Square Root

I will prove that $3\sqrt{7}$ is irrational first. Assume not, i.e. assume $3\sqrt{7}=\frac{p}{q}$ , where $p$ and $q$ are positive integers and $\gcd(p,q)=1$ .

$\begin{aligned} 3\sqrt{7} &= \dfrac {p}{q}\\ 63 &= \dfrac {p^2}{q^2}\\ p^2 &= 63q^2\\ \implies 21&\mid p \end{aligned}$

Let $p=21p_1$ .

$\begin{aligned} 441p_1^2 &= 63q^2\\ 7p_1^2 &= q^2\\ \implies 7&\mid q \end{aligned}$

But we have already said that $\gcd(p, q)=1$ , but we have just shown that both have 7 as a common factor. Thus, we have a contradiction. Therefore, $3\sqrt{7}$ is irrational.

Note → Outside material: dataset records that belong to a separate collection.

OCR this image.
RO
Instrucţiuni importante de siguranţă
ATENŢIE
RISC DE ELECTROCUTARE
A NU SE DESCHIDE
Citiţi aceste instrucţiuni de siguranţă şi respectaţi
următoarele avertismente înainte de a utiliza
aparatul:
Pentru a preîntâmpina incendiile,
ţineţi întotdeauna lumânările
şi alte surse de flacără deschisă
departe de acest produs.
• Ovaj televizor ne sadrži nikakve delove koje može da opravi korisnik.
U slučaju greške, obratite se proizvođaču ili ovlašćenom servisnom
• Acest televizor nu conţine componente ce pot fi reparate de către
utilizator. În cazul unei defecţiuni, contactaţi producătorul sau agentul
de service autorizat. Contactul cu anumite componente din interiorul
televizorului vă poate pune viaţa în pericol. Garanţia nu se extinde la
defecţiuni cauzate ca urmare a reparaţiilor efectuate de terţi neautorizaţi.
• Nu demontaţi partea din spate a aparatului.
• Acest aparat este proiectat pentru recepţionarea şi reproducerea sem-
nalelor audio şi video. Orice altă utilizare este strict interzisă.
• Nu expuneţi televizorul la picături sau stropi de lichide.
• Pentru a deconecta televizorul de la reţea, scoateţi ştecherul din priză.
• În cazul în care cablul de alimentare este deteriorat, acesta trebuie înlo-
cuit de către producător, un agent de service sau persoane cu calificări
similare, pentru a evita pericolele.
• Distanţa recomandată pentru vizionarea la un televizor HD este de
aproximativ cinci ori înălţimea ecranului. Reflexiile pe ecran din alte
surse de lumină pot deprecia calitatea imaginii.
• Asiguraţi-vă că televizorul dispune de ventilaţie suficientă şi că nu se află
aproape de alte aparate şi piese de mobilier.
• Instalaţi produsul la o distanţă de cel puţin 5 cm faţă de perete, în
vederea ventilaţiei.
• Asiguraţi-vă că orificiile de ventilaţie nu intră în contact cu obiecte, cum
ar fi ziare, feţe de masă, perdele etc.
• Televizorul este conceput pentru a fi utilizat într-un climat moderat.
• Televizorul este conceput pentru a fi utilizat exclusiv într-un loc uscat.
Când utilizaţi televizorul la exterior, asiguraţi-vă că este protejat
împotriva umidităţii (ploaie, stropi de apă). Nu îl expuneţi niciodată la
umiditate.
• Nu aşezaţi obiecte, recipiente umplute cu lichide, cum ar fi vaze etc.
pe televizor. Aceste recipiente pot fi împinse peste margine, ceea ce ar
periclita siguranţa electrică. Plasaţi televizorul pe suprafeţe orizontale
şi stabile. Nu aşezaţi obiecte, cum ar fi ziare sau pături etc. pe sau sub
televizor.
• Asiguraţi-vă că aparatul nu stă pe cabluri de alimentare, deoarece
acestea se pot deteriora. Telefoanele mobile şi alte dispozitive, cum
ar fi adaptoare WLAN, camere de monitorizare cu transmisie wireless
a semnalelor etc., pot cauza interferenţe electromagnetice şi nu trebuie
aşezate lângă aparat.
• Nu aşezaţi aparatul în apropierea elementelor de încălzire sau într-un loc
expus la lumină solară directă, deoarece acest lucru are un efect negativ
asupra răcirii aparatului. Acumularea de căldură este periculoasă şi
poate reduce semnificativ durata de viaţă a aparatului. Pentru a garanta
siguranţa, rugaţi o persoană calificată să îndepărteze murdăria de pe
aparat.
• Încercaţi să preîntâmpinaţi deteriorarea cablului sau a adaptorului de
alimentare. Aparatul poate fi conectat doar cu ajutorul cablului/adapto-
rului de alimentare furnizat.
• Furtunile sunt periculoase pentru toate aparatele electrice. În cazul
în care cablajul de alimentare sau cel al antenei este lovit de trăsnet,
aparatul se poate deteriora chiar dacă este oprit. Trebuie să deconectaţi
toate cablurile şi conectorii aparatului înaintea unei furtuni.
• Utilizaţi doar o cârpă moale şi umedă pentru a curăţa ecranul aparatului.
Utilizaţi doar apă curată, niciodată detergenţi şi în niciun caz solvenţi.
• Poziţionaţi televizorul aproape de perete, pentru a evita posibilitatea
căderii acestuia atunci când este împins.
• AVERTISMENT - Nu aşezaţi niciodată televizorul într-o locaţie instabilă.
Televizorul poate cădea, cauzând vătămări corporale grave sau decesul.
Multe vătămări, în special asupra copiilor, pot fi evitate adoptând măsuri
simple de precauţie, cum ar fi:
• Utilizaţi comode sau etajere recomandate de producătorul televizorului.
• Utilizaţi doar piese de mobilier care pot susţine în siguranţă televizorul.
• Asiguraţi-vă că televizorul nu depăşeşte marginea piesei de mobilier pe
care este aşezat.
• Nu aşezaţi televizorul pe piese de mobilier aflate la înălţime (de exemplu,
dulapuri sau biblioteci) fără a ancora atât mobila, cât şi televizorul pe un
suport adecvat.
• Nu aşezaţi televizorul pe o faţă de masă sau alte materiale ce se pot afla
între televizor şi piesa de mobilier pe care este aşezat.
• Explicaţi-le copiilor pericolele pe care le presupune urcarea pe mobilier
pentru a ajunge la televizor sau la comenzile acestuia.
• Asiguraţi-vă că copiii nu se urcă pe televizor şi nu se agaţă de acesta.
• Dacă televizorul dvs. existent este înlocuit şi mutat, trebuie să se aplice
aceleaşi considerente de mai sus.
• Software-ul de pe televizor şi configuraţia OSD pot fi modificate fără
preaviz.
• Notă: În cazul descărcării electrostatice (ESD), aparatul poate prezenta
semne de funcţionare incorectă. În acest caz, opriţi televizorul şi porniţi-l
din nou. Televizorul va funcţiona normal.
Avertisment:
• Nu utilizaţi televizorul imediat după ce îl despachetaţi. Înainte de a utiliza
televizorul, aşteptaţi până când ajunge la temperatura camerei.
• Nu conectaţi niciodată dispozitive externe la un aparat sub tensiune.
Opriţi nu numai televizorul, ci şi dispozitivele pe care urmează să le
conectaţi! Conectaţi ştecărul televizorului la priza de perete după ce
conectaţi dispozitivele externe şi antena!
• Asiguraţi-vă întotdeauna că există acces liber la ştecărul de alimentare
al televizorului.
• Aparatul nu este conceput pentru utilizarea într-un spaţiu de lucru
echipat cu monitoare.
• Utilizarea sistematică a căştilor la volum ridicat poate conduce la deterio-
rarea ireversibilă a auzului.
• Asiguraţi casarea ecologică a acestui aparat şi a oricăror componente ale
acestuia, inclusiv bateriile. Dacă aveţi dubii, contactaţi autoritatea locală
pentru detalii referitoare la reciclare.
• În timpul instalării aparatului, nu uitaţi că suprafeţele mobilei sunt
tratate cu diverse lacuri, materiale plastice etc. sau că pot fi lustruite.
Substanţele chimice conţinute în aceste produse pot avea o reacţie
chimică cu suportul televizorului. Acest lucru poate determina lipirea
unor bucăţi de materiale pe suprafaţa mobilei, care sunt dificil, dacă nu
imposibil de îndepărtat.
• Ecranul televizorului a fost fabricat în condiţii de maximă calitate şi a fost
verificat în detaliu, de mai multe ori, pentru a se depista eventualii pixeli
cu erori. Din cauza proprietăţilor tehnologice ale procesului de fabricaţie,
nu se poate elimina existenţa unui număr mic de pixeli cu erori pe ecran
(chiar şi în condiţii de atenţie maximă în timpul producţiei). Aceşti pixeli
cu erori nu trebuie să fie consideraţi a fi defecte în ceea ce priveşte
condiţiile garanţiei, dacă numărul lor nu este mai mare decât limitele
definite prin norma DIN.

Now, our question in hand asks

$\begin{aligned} \sqrt{2+7} \times \sqrt{7} &= \sqrt{9} \times \sqrt{7}\\ &= 3\sqrt{7} \end{aligned}$

But we have already shown that this number is irrational. Therefore, we have proven this number is irrational.

$\sqrt(2+7)\times\sqrt(7) = 3\sqrt(7)$

We know for any prime number $p$ , the $\sqrt p$ is an irrational number and also as we know product of non-zero rational number and irrational number is an irrational number and hence given number is an $iraational$ number.

$\sqrt{2+7}$ $\cdot$ $\sqrt{7}$

$\sqrt{2+7}$ $\rightarrow$ $\sqrt{2+7=9}$ $\rightarrow$ $\sqrt{9=3}$

$3$ $\times$ $\sqrt{7}$ $\text{}[is ~an~ irrational ~number]$ .

Note: $3$ $\times$ $\sqrt{7}$ $\approx$ $7.9372539332$

$\sqrt{2+7} \times \sqrt{7}$ is a irrational number because $\sqrt{9} \times \sqrt{7} = 3\sqrt{7}$ . 7 is not a perfect square, so it is irrational.

$\sqrt{2+7}×\sqrt7=\sqrt9×\sqrt7=\sqrt{63}$

The square root of any number that is not a perfect square is an irrational number

Because $7^2=49$ and $8^2=64$ , $63$ is not a perfect square $\Rightarrow\color{#D61F06}\boxed{\sqrt{2+7}×\sqrt{7} \ is \ irrational}$